Consensys has taken legal action against the SEC, aiming to settle whether staking turns ether into a security and to halt what it deems “regulatory overreach.” The lawsuit, filed in a Texas federal court on Thursday, seeks to block an imminent SEC action against its MetaMask wallet and affirm that ether is not a security.
The complaint criticizes the SEC for what Consensys perceives as excessive regulation, disputes its classification of ETH as a security, and accuses the SEC of violating due process by lacking fair notice. It highlights the SEC’s historical stance, alongside the CFTC, that ETH is not a security.

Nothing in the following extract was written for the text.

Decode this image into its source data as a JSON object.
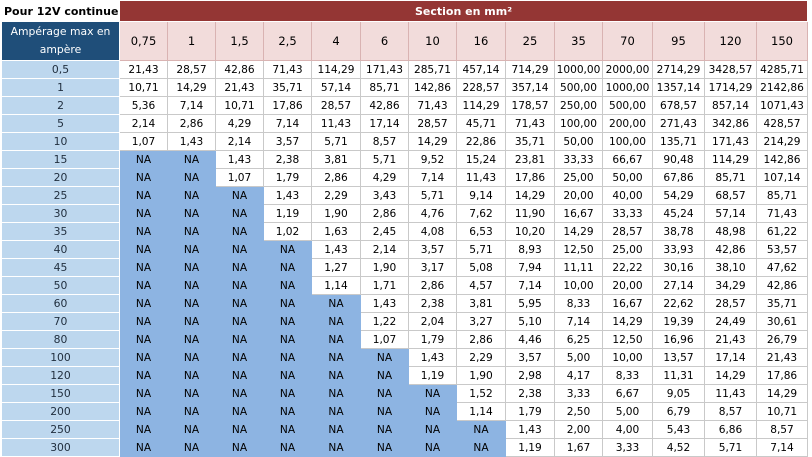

Moreover, the lawsuit challenges the SEC’s recent scrutiny of Ethereum’s shift to proof of stake in 2022, a move Consensys CEO Joseph Lubin calls “preposterous.”
Laura Brookover, Senior Counsel & Head of Litigation and Investigations at Consensys, discusses the lawsuit’s implications for Ethereum and the broader crypto landscape in the US. Highlights include the reasons behind Consensys’s legal action, the quest for a judicial declaration on ETH’s security status, and the implications of the SEC’s Wells Notice to Consensys regarding its MetaMask wallet. Brookover also explores the significance of the major questions doctrine in the SEC’s regulatory actions, the relevance of Hinman’s speech, and the potential motivations behind the SEC’s resistance to ether spot ETFs.
The discussion delves into the industry’s growing frustration with the SEC’s approach and the strategic choice of Texas as a jurisdiction for legal action. The outcome of Consensys’s lawsuit could have significant implications for the crypto industry, with Brookover outlining the next steps in the case.